Askam and Ireleth Wind Farm is a group of 7 turbines located two kilometers east of the village Askam and Ireleth, on the southern slopes of Hare Slack Hill. Work on the turbines started in late 1998, and the wind farm took eight months to complete. It first generated energy in July, 1999.

== Description ==

Recent reports show the windfarm is producing only 30.2% of the theoretical maximum amount of electricity claimed by then-operators Powergen in the planning application.

E.ON, developer and owner, claims that the wind farm generated enough renewable electricity in 2005 to supply nearly 2,500 homes and avoided the emission of over 4,000 tonnes of carbon dioxide. The wind farm, which features seven turbines measuring 40 m to the top of the tower, is not permanently staffed. Instead it is controlled and monitored from Rheidol Hydroelectric Power Station, near Aberystwyth, Mid Wales.

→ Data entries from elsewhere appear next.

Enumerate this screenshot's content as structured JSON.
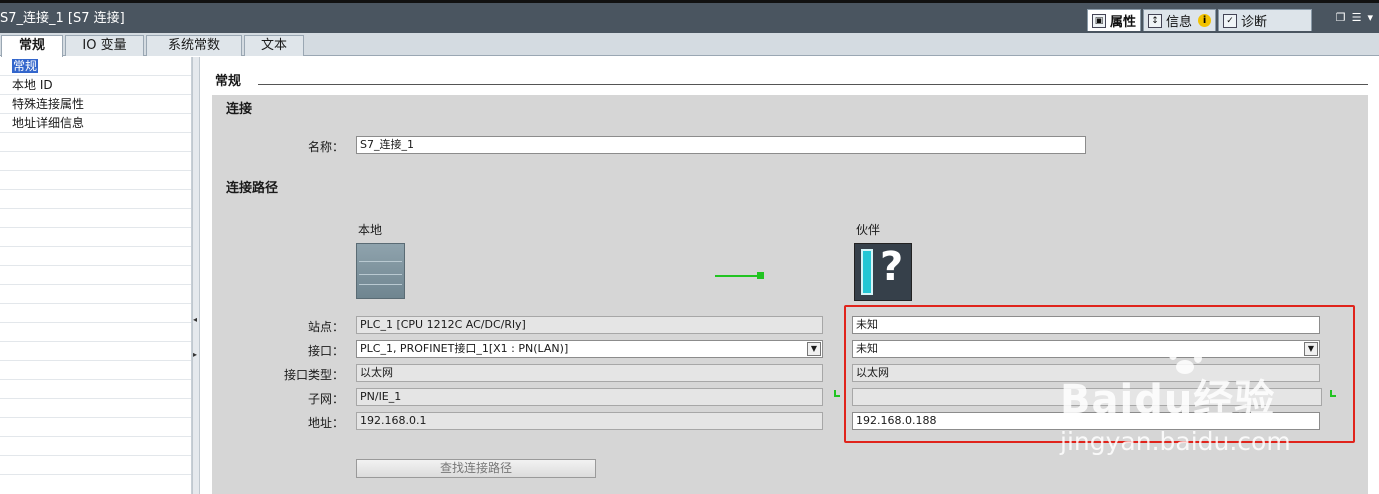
{
  "window": {
    "title": "S7_连接_1 [S7 连接]"
  },
  "inspector_tabs": [
    {
      "label": "属性",
      "icon": "properties-icon"
    },
    {
      "label": "信息",
      "icon": "info-icon",
      "badge": "i"
    },
    {
      "label": "诊断",
      "icon": "diagnostics-icon"
    }
  ],
  "tabs": [
    "常规",
    "IO 变量",
    "系统常数",
    "文本"
  ],
  "nav": {
    "items": [
      "常规",
      "本地 ID",
      "特殊连接属性",
      "地址详细信息"
    ]
  },
  "section": {
    "title": "常规"
  },
  "connection": {
    "heading": "连接",
    "name_label": "名称：",
    "name_value": "S7_连接_1"
  },
  "path": {
    "heading": "连接路径",
    "local_title": "本地",
    "partner_title": "伙伴",
    "labels": {
      "station": "站点：",
      "interface": "接口：",
      "interface_type": "接口类型：",
      "subnet": "子网：",
      "address": "地址："
    },
    "local": {
      "station": "PLC_1 [CPU 1212C AC/DC/Rly]",
      "interface": "PLC_1, PROFINET接口_1[X1 : PN(LAN)]",
      "interface_type": "以太网",
      "subnet": "PN/IE_1",
      "address": "192.168.0.1"
    },
    "partner": {
      "station": "未知",
      "interface": "未知",
      "interface_type": "以太网",
      "subnet": "",
      "address": "192.168.0.188"
    },
    "find_button": "查找连接路径"
  },
  "watermark": {
    "brand": "Baidu经验",
    "url": "jingyan.baidu.com"
  },
  "colors": {
    "titlebar": "#4a5560",
    "panel": "#d6d6d6",
    "highlight": "#e0241c",
    "link_green": "#22c422"
  }
}
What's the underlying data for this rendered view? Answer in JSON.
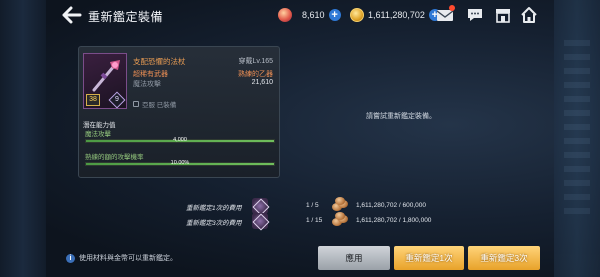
{
  "header": {
    "title": "重新鑑定裝備",
    "gems": "8,610",
    "gold": "1,611,280,702"
  },
  "icons": {
    "back": "back-arrow-icon",
    "gem": "gem-icon",
    "coin": "gold-coin-icon",
    "mail": "mail-icon",
    "chat": "chat-icon",
    "shop": "shop-icon",
    "home": "home-icon",
    "material": "reappraisal-material-icon"
  },
  "colors": {
    "accent_button": "#e8a22a",
    "option_bar": "#6fbe5c",
    "item_name": "#e79b53",
    "notification": "#ff4a2e"
  },
  "item": {
    "name": "支配恐懼的法杖",
    "equipped": "穿戴Lv.165",
    "type": "超稀有武器",
    "slot": "熟練的乙器",
    "stat_label": "魔法攻擊",
    "stat_value": "21,610",
    "lock": "亞服 已裝備",
    "level": "38",
    "grade": "9"
  },
  "options": {
    "title": "潛在能力值",
    "rows": [
      {
        "label": "魔法攻擊",
        "value": "4,000",
        "fill": 1.0
      },
      {
        "label": "熟練的額的攻擊機率",
        "value": "10.00%",
        "fill": 1.0
      }
    ]
  },
  "hint": "請嘗試重新鑑定裝備。",
  "costs": [
    {
      "label": "重新鑑定1次的費用",
      "materials": "1 / 5",
      "gold": "1,611,280,702 / 600,000"
    },
    {
      "label": "重新鑑定3次的費用",
      "materials": "1 / 15",
      "gold": "1,611,280,702 / 1,800,000"
    }
  ],
  "footer": {
    "info": "使用材料與金幣可以重新鑑定。",
    "apply": "應用",
    "reappraise_once": "重新鑑定1次",
    "reappraise_three": "重新鑑定3次"
  }
}
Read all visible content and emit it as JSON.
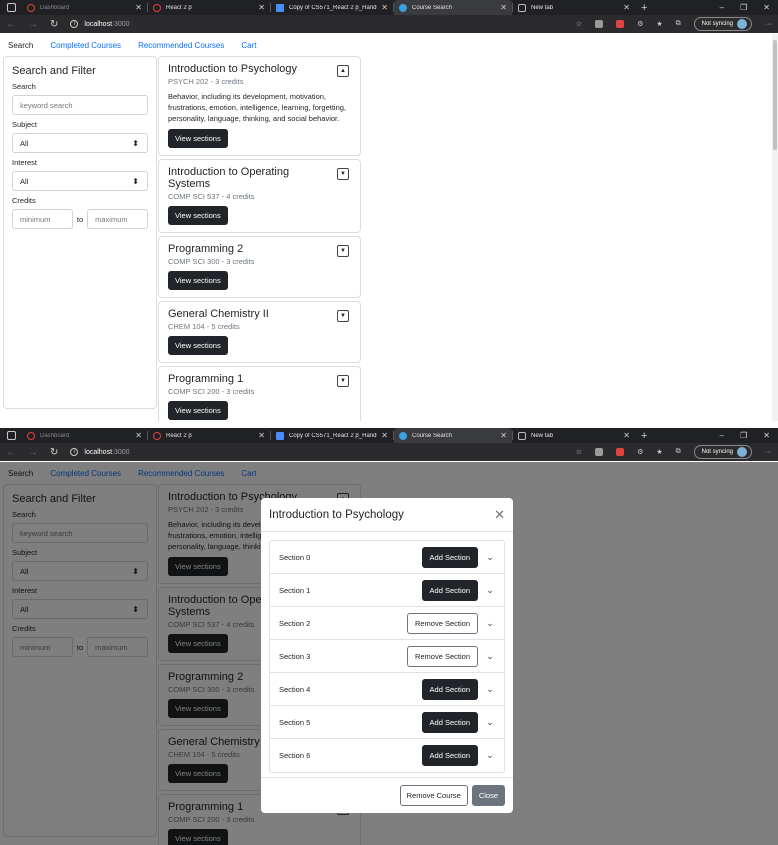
{
  "browser": {
    "tabs": [
      {
        "label": "Dashboard",
        "favicon": "ring-red",
        "dim": true
      },
      {
        "label": "React 2 β",
        "favicon": "ring-red",
        "dim": false
      },
      {
        "label": "Copy of CS571_React 2 β_Handu",
        "favicon": "doc-blue",
        "dim": false
      },
      {
        "label": "Course Search",
        "favicon": "globe-blue",
        "active": true
      },
      {
        "label": "New tab",
        "favicon": "newtab",
        "dim": false
      }
    ],
    "url_host": "localhost",
    "url_port": ":3000",
    "sync_label": "Not syncing"
  },
  "nav": {
    "search": "Search",
    "completed": "Completed Courses",
    "recommended": "Recommended Courses",
    "cart": "Cart"
  },
  "filter": {
    "title": "Search and Filter",
    "search_label": "Search",
    "search_placeholder": "keyword search",
    "subject_label": "Subject",
    "subject_value": "All",
    "interest_label": "Interest",
    "interest_value": "All",
    "credits_label": "Credits",
    "min_placeholder": "minimum",
    "to": "to",
    "max_placeholder": "maximum"
  },
  "courses": [
    {
      "title": "Introduction to Psychology",
      "sub": "PSYCH 202 - 3 credits",
      "desc": "Behavior, including its development, motivation, frustrations, emotion, intelligence, learning, forgetting, personality, language, thinking, and social behavior.",
      "expanded": true,
      "button": "View sections"
    },
    {
      "title": "Introduction to Operating Systems",
      "sub": "COMP SCI 537 - 4 credits",
      "desc": "",
      "expanded": false,
      "button": "View sections"
    },
    {
      "title": "Programming 2",
      "sub": "COMP SCI 300 - 3 credits",
      "desc": "",
      "expanded": false,
      "button": "View sections"
    },
    {
      "title": "General Chemistry II",
      "sub": "CHEM 104 - 5 credits",
      "desc": "",
      "expanded": false,
      "button": "View sections"
    },
    {
      "title": "Programming 1",
      "sub": "COMP SCI 200 - 3 credits",
      "desc": "",
      "expanded": false,
      "button": "View sections"
    }
  ],
  "modal": {
    "title": "Introduction to Psychology",
    "sections": [
      {
        "label": "Section 0",
        "action": "Add Section",
        "kind": "add"
      },
      {
        "label": "Section 1",
        "action": "Add Section",
        "kind": "add"
      },
      {
        "label": "Section 2",
        "action": "Remove Section",
        "kind": "remove"
      },
      {
        "label": "Section 3",
        "action": "Remove Section",
        "kind": "remove"
      },
      {
        "label": "Section 4",
        "action": "Add Section",
        "kind": "add"
      },
      {
        "label": "Section 5",
        "action": "Add Section",
        "kind": "add"
      },
      {
        "label": "Section 6",
        "action": "Add Section",
        "kind": "add"
      }
    ],
    "remove_course": "Remove Course",
    "close": "Close"
  },
  "colors": {
    "link": "#0d6efd",
    "dark_button": "#212529",
    "secondary": "#6c757d"
  }
}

== Local opposition to the windfarm ==

The Marton, Askam and Ireleth Windfarm Action Group (MAIWAG) was formed by local residents of the three villages upset by what they saw as the inconsiderate construction of the windfarm by then developers Wind Prospect. The group claimed the reality of the windfarm at Far Old Park farm bore little resemblance to the proposed scheme they were first told about. Their main concerns related to the size and environmental impact of the development as well as noise it produced. It was discovered that six of the seven turbines were not constructed in line with the developer's original application and as such did not have planning permission. Barrow Borough Council signed an agreement with the developer, imposing a range of planning conditions on the turbines already built. As complaints by local residents continued to be made about the noise the council resolved to take action against the windfarm. Later, borough councillors decided to drop this planned enforcement action in December 2002. Disappointed by this decision, six members of the group went ahead with a private prosecution against the owners and operators of the windfarm on the grounds it was a "noise nuisance". But their case was unsuccessful.

Members of the group later toured the country to share their experiences and aid other countryside defence groups in their fight against excessive windfarm development.